Notiert in Schanghai

Chinas abkühlende Mondkuchenschlacht

Chinas Mondfest geht mit einer Backwarentradition einher, die auch Ökonomen interessiert. Umsatzrückgänge bei Mondkuchen deuten auf Konsumabkühlung und knappe Firmenbudgets für Geschenkaktionen hin.

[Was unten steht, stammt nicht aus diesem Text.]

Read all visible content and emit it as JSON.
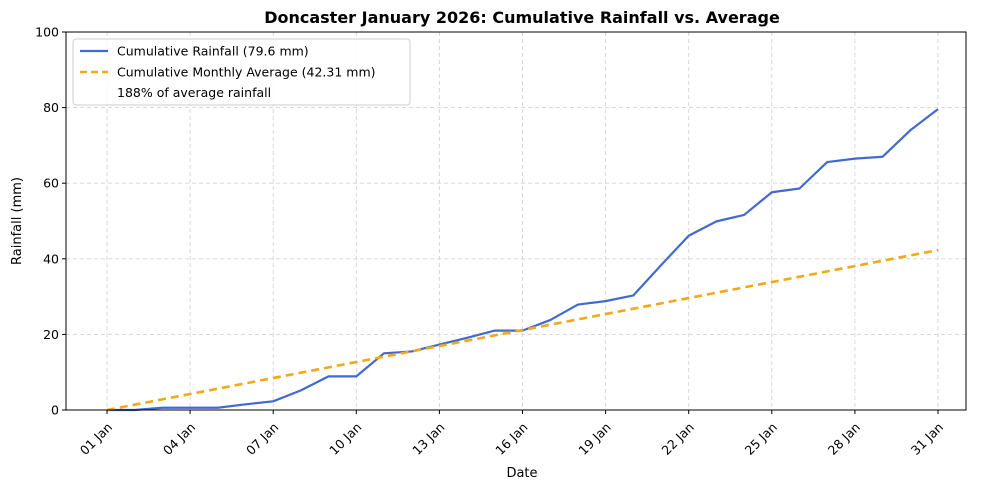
{
  "chart_data": {
    "type": "line",
    "title": "Doncaster January 2026: Cumulative Rainfall vs. Average",
    "xlabel": "Date",
    "ylabel": "Rainfall (mm)",
    "ylim": [
      0,
      100
    ],
    "yticks": [
      0,
      20,
      40,
      60,
      80,
      100
    ],
    "xlim": [
      0,
      31
    ],
    "xticks": [
      {
        "day": 1,
        "label": "01 Jan"
      },
      {
        "day": 4,
        "label": "04 Jan"
      },
      {
        "day": 7,
        "label": "07 Jan"
      },
      {
        "day": 10,
        "label": "10 Jan"
      },
      {
        "day": 13,
        "label": "13 Jan"
      },
      {
        "day": 16,
        "label": "16 Jan"
      },
      {
        "day": 19,
        "label": "19 Jan"
      },
      {
        "day": 22,
        "label": "22 Jan"
      },
      {
        "day": 25,
        "label": "25 Jan"
      },
      {
        "day": 28,
        "label": "28 Jan"
      },
      {
        "day": 31,
        "label": "31 Jan"
      }
    ],
    "grid": true,
    "legend_position": "top-left",
    "legend_note": "188% of average rainfall",
    "series": [
      {
        "name": "Cumulative Rainfall (79.6 mm)",
        "color": "#4169cf",
        "style": "solid",
        "x": [
          1,
          2,
          3,
          4,
          5,
          6,
          7,
          8,
          9,
          10,
          11,
          12,
          13,
          14,
          15,
          16,
          17,
          18,
          19,
          20,
          21,
          22,
          23,
          24,
          25,
          26,
          27,
          28,
          29,
          30,
          31
        ],
        "values": [
          0,
          0,
          0.6,
          0.6,
          0.6,
          1.5,
          2.3,
          5.2,
          8.9,
          8.9,
          15.0,
          15.5,
          17.3,
          19.1,
          21.0,
          21.0,
          23.8,
          27.9,
          28.8,
          30.3,
          38.3,
          46.1,
          49.9,
          51.6,
          57.6,
          58.6,
          65.6,
          66.5,
          67.0,
          74.0,
          79.6
        ]
      },
      {
        "name": "Cumulative Monthly Average (42.31 mm)",
        "color": "#f2a818",
        "style": "dashed",
        "x": [
          1,
          31
        ],
        "values": [
          0,
          42.31
        ]
      }
    ]
  }
}
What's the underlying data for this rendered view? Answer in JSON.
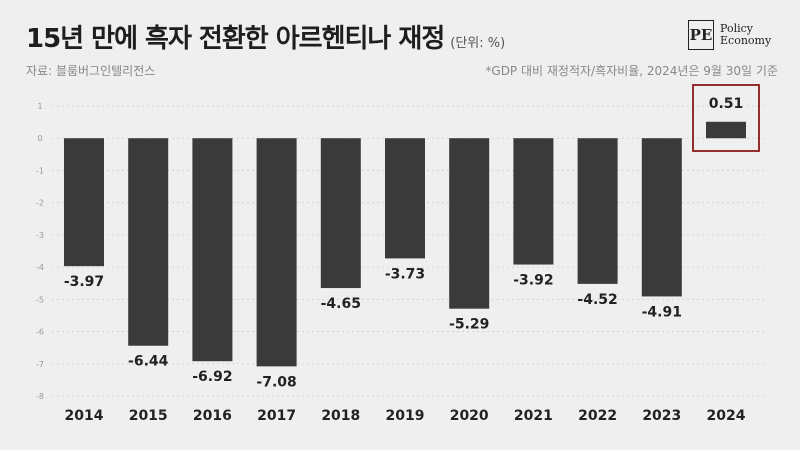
{
  "header": {
    "title": "15년 만에 흑자 전환한 아르헨티나 재정",
    "unit": "(단위: %)",
    "source": "자료: 블룸버그인텔리전스",
    "note": "*GDP 대비 재정적자/흑자비율, 2024년은 9월 30일 기준"
  },
  "logo": {
    "mark": "PE",
    "line1": "Policy",
    "line2": "Economy"
  },
  "chart_data": {
    "type": "bar",
    "categories": [
      "2014",
      "2015",
      "2016",
      "2017",
      "2018",
      "2019",
      "2020",
      "2021",
      "2022",
      "2023",
      "2024"
    ],
    "values": [
      -3.97,
      -6.44,
      -6.92,
      -7.08,
      -4.65,
      -3.73,
      -5.29,
      -3.92,
      -4.52,
      -4.91,
      0.51
    ],
    "value_labels": [
      "-3.97",
      "-6.44",
      "-6.92",
      "-7.08",
      "-4.65",
      "-3.73",
      "-5.29",
      "-3.92",
      "-4.52",
      "-4.91",
      "0.51"
    ],
    "ylim": [
      -8,
      1
    ],
    "yticks": [
      1,
      0,
      -1,
      -2,
      -3,
      -4,
      -5,
      -6,
      -7,
      -8
    ],
    "ytick_labels": [
      "1",
      "0",
      "-1",
      "-2",
      "-3",
      "-4",
      "-5",
      "-6",
      "-7",
      "-8"
    ],
    "grid": true,
    "bar_color": "#3a3a3a",
    "highlight": {
      "category": "2024",
      "color": "#8b1a1a"
    }
  }
}
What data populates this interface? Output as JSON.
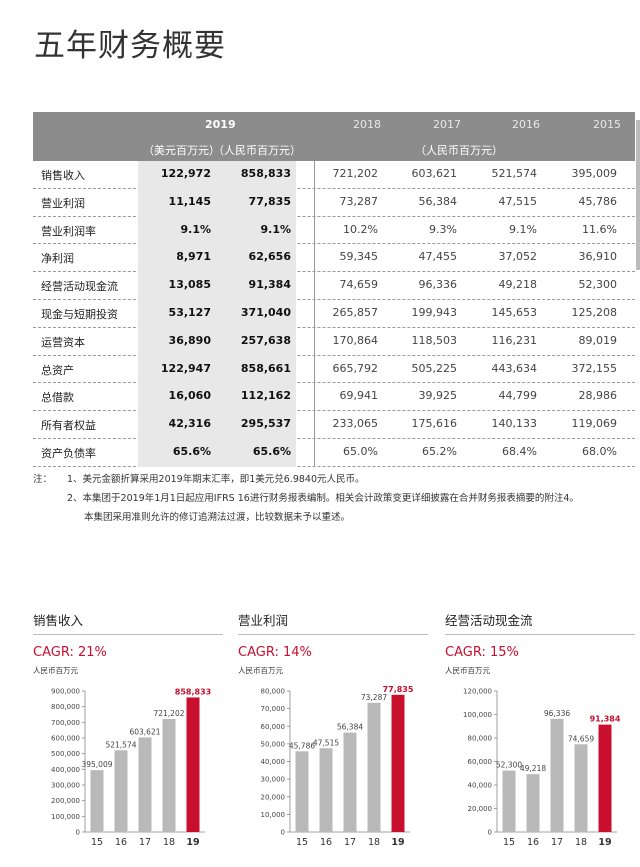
{
  "page_title": "五年财务概要",
  "table": {
    "year_2019": "2019",
    "years_other": [
      "2018",
      "2017",
      "2016",
      "2015"
    ],
    "unit_usd": "（美元百万元）",
    "unit_rmb_2019": "（人民币百万元）",
    "unit_rmb_other": "（人民币百万元）",
    "rows": [
      {
        "label": "销售收入",
        "usd": "122,972",
        "rmb": "858,833",
        "y2018": "721,202",
        "y2017": "603,621",
        "y2016": "521,574",
        "y2015": "395,009"
      },
      {
        "label": "营业利润",
        "usd": "11,145",
        "rmb": "77,835",
        "y2018": "73,287",
        "y2017": "56,384",
        "y2016": "47,515",
        "y2015": "45,786"
      },
      {
        "label": "营业利润率",
        "usd": "9.1%",
        "rmb": "9.1%",
        "y2018": "10.2%",
        "y2017": "9.3%",
        "y2016": "9.1%",
        "y2015": "11.6%"
      },
      {
        "label": "净利润",
        "usd": "8,971",
        "rmb": "62,656",
        "y2018": "59,345",
        "y2017": "47,455",
        "y2016": "37,052",
        "y2015": "36,910"
      },
      {
        "label": "经营活动现金流",
        "usd": "13,085",
        "rmb": "91,384",
        "y2018": "74,659",
        "y2017": "96,336",
        "y2016": "49,218",
        "y2015": "52,300"
      },
      {
        "label": "现金与短期投资",
        "usd": "53,127",
        "rmb": "371,040",
        "y2018": "265,857",
        "y2017": "199,943",
        "y2016": "145,653",
        "y2015": "125,208"
      },
      {
        "label": "运营资本",
        "usd": "36,890",
        "rmb": "257,638",
        "y2018": "170,864",
        "y2017": "118,503",
        "y2016": "116,231",
        "y2015": "89,019"
      },
      {
        "label": "总资产",
        "usd": "122,947",
        "rmb": "858,661",
        "y2018": "665,792",
        "y2017": "505,225",
        "y2016": "443,634",
        "y2015": "372,155"
      },
      {
        "label": "总借款",
        "usd": "16,060",
        "rmb": "112,162",
        "y2018": "69,941",
        "y2017": "39,925",
        "y2016": "44,799",
        "y2015": "28,986"
      },
      {
        "label": "所有者权益",
        "usd": "42,316",
        "rmb": "295,537",
        "y2018": "233,065",
        "y2017": "175,616",
        "y2016": "140,133",
        "y2015": "119,069"
      },
      {
        "label": "资产负债率",
        "usd": "65.6%",
        "rmb": "65.6%",
        "y2018": "65.0%",
        "y2017": "65.2%",
        "y2016": "68.4%",
        "y2015": "68.0%"
      }
    ]
  },
  "notes": {
    "prefix": "注：",
    "items": [
      "1、美元金额折算采用2019年期末汇率，即1美元兑6.9840元人民币。",
      "2、本集团于2019年1月1日起应用IFRS 16进行财务报表编制。相关会计政策变更详细披露在合并财务报表摘要的附注4。",
      "本集团采用准则允许的修订追溯法过渡，比较数据未予以重述。"
    ]
  },
  "chart_data": [
    {
      "type": "bar",
      "title": "销售收入",
      "cagr": "CAGR: 21%",
      "unit": "人民币百万元",
      "categories": [
        "15",
        "16",
        "17",
        "18",
        "19"
      ],
      "values": [
        395009,
        521574,
        603621,
        721202,
        858833
      ],
      "value_labels": [
        "395,009",
        "521,574",
        "603,621",
        "721,202",
        "858,833"
      ],
      "ylim": [
        0,
        900000
      ],
      "yticks": [
        0,
        100000,
        200000,
        300000,
        400000,
        500000,
        600000,
        700000,
        800000,
        900000
      ],
      "ytick_labels": [
        "0",
        "100,000",
        "200,000",
        "300,000",
        "400,000",
        "500,000",
        "600,000",
        "700,000",
        "800,000",
        "900,000"
      ],
      "bar_color": "#b9b9b9",
      "highlight_color": "#c8102e"
    },
    {
      "type": "bar",
      "title": "营业利润",
      "cagr": "CAGR: 14%",
      "unit": "人民币百万元",
      "categories": [
        "15",
        "16",
        "17",
        "18",
        "19"
      ],
      "values": [
        45786,
        47515,
        56384,
        73287,
        77835
      ],
      "value_labels": [
        "45,786",
        "47,515",
        "56,384",
        "73,287",
        "77,835"
      ],
      "ylim": [
        0,
        80000
      ],
      "yticks": [
        0,
        10000,
        20000,
        30000,
        40000,
        50000,
        60000,
        70000,
        80000
      ],
      "ytick_labels": [
        "0",
        "10,000",
        "20,000",
        "30,000",
        "40,000",
        "50,000",
        "60,000",
        "70,000",
        "80,000"
      ],
      "bar_color": "#b9b9b9",
      "highlight_color": "#c8102e"
    },
    {
      "type": "bar",
      "title": "经营活动现金流",
      "cagr": "CAGR: 15%",
      "unit": "人民币百万元",
      "categories": [
        "15",
        "16",
        "17",
        "18",
        "19"
      ],
      "values": [
        52300,
        49218,
        96336,
        74659,
        91384
      ],
      "value_labels": [
        "52,300",
        "49,218",
        "96,336",
        "74,659",
        "91,384"
      ],
      "ylim": [
        0,
        120000
      ],
      "yticks": [
        0,
        20000,
        40000,
        60000,
        80000,
        100000,
        120000
      ],
      "ytick_labels": [
        "0",
        "20,000",
        "40,000",
        "60,000",
        "80,000",
        "100,000",
        "120,000"
      ],
      "bar_color": "#b9b9b9",
      "highlight_color": "#c8102e"
    }
  ]
}
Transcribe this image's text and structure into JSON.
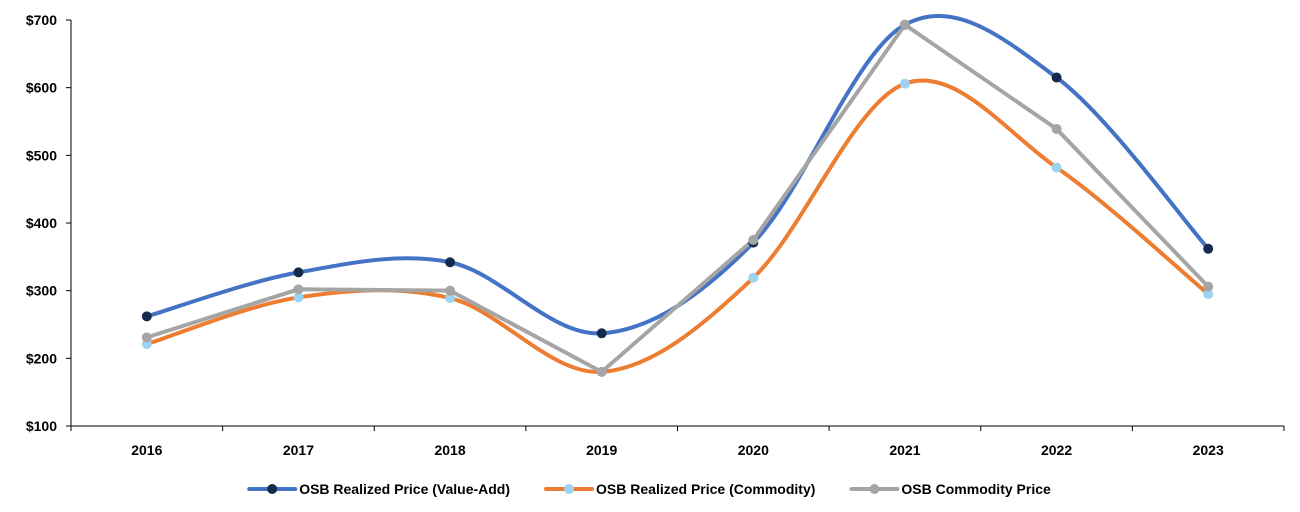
{
  "chart_data": {
    "type": "line",
    "title": "",
    "xlabel": "",
    "ylabel": "",
    "categories": [
      "2016",
      "2017",
      "2018",
      "2019",
      "2020",
      "2021",
      "2022",
      "2023"
    ],
    "ylim": [
      100,
      700
    ],
    "yticks": [
      100,
      200,
      300,
      400,
      500,
      600,
      700
    ],
    "ytick_labels": [
      "$100",
      "$200",
      "$300",
      "$400",
      "$500",
      "$600",
      "$700"
    ],
    "grid": false,
    "legend_position": "bottom",
    "series": [
      {
        "name": "OSB Realized Price (Value-Add)",
        "values": [
          262,
          327,
          342,
          237,
          371,
          693,
          615,
          362
        ],
        "line_color": "#4472C4",
        "marker_color": "#152A4C",
        "smooth": true
      },
      {
        "name": "OSB Realized Price (Commodity)",
        "values": [
          221,
          290,
          289,
          180,
          319,
          606,
          482,
          295
        ],
        "line_color": "#ED7D31",
        "marker_color": "#9DD3F2",
        "smooth": true
      },
      {
        "name": "OSB Commodity Price",
        "values": [
          231,
          302,
          300,
          180,
          375,
          693,
          539,
          306
        ],
        "line_color": "#A5A5A5",
        "marker_color": "#A5A5A5",
        "smooth": false
      }
    ]
  }
}
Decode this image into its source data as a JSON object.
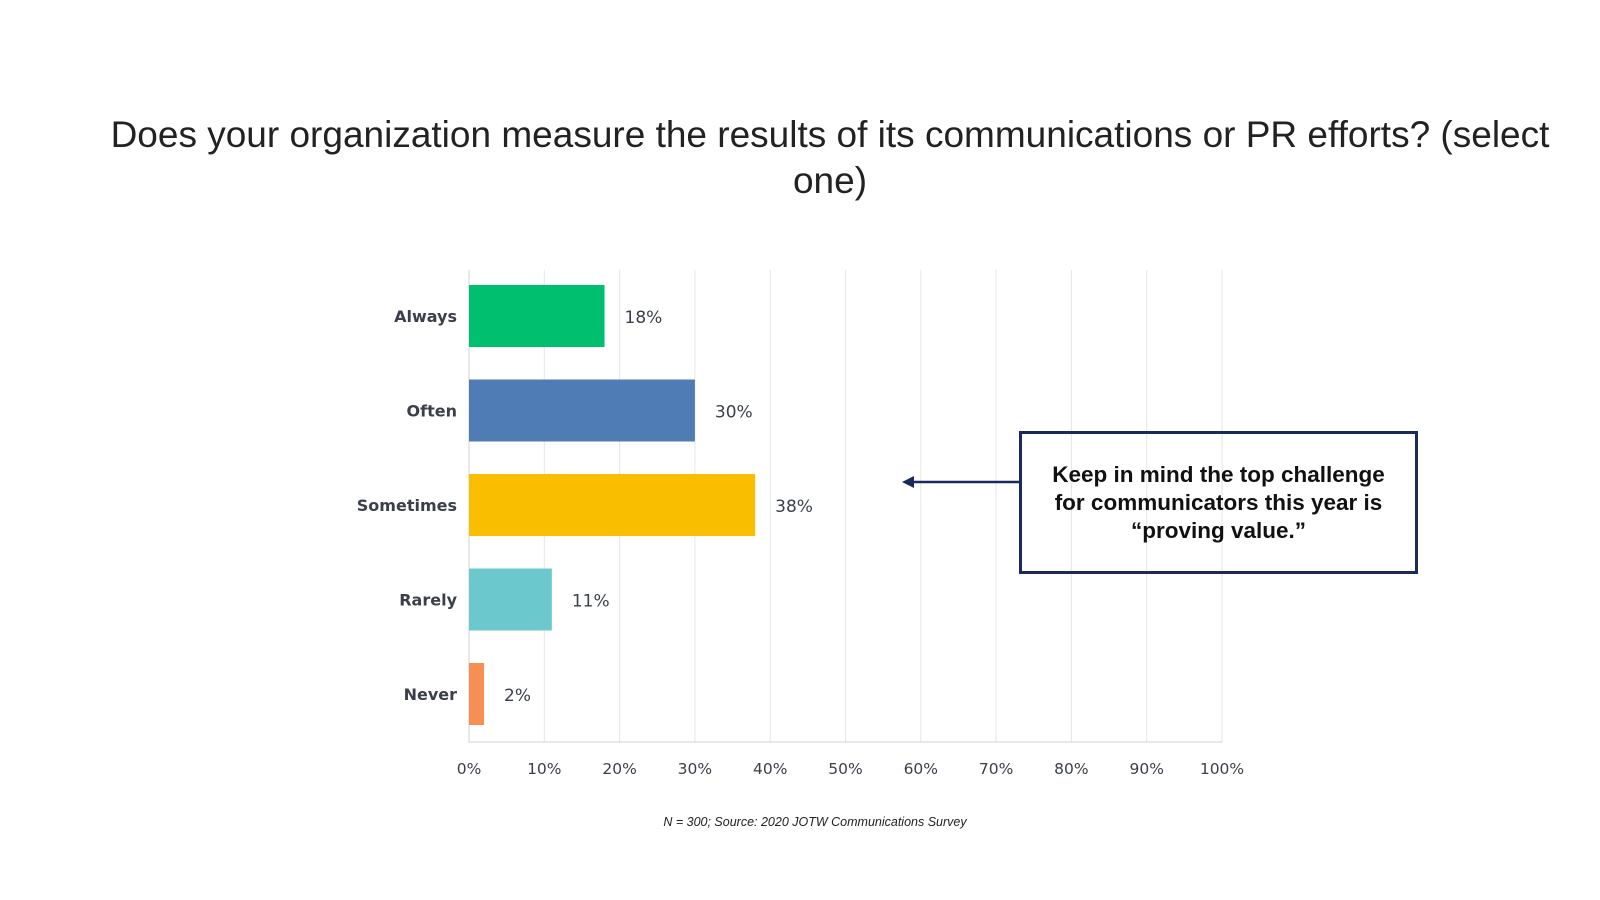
{
  "title": "Does your organization measure the results of its communications or PR efforts? (select one)",
  "chart_data": {
    "type": "bar",
    "orientation": "horizontal",
    "categories": [
      "Always",
      "Often",
      "Sometimes",
      "Rarely",
      "Never"
    ],
    "values": [
      18,
      30,
      38,
      11,
      2
    ],
    "value_labels": [
      "18%",
      "30%",
      "38%",
      "11%",
      "2%"
    ],
    "colors": [
      "#00bf6f",
      "#507cb6",
      "#f9be00",
      "#6bc8cd",
      "#f78f54"
    ],
    "xlim": [
      0,
      100
    ],
    "xticks": [
      0,
      10,
      20,
      30,
      40,
      50,
      60,
      70,
      80,
      90,
      100
    ],
    "xtick_labels": [
      "0%",
      "10%",
      "20%",
      "30%",
      "40%",
      "50%",
      "60%",
      "70%",
      "80%",
      "90%",
      "100%"
    ],
    "grid": true,
    "xlabel": "",
    "ylabel": ""
  },
  "callout": {
    "text": "Keep in mind the top challenge for communicators this year is “proving value.”",
    "border_color": "#1a2a5c",
    "points_to": "Sometimes"
  },
  "source": "N = 300; Source: 2020 JOTW Communications Survey"
}
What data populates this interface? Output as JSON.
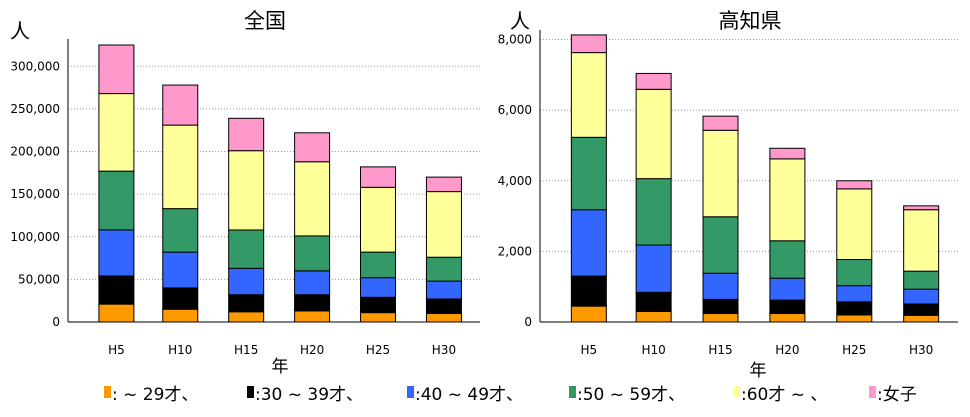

Chinas abkühlende Mondkuchenschlacht

Tut der Erdtrabantenzyklus Chinas Konsumkonjunktur in diesem Jahr einen Gefallen? Das Mondfest am 6. Oktober fällt diesmal in die „Goldene Woche“ nach dem Nationaltag und verlängert die landesweiten Ferien um einen weiteren Tag vom 1. bis zum 8. Oktober. In der Megapause lässt sich touristisch und freizeitlich genügend anstellen, um dem Dienstleistungssektor dringend benötigten Schub zu verpassen, hoffen die Wirtschaftsplaner. Erste Transaktionsdaten zu Reisebewegungen sind vielversprechend. Wie aber sieht es mit Ausgabefreudigkeit aus? Hier gibt das Mondfest für sich genommen einigen Aufschluss zu Konsumverhalten und Geschäftsklima. Geschielt wird auf Umdrehungen bei einschlägiger Backware.

Erlesenes Firmengeschenk

Mondkuchen sind kalorienreich, symbolträchtig und bedeutungsschwer. Vor allem als Geschenkartikel für Belegschaft und Geschäftskunden. Das Spektrum reicht vom billigen Sattmacher bis zum hochdekorativen Luxusartikel, mit dem sich Eindruck schinden lässt. Die China Association of Bakery and Confectionery Industry siedelt den Jahresausstoß bei schlanken 300.000 Tonnen an. Der Branchenumsatz soll trotz zäher postpandemischer Konjunktur stetig auf 30 Mrd. Yuan (3,6 Mrd. Euro) in 2024 angewachsen sein. Diesmal läuft es weniger rund. Die Mondkuchen-Prognose von iiMedia Research liegt bei einem Rückgang um 6% auf 28 Mrd. Yuan.

Schmalere Budgets

Die Branche zeigt sich nicht nur von fühlbar reduzierten Firmenbudgets für Mondkuchenverteilung, sondern auch vom Trend zum Consumer Downgrading der privaten Haushalte angefressen. Die Geschenktradition mit besonders aufwendig verpackten Designer-Mondkuchen wird unterlaufen. Kaum einer ist noch bereit, zur Schachtel jenseits von 500 Yuan (etwa 60 Euro) zu greifen. Früher lag die Schmerzgrenze doppelt so hoch. Der Verkaufsschwerpunkt bei Geschenkpackungen, die für gut 80% des Marktes aufkommen, liegt bei nur noch bei 120 bis 180 Yuan.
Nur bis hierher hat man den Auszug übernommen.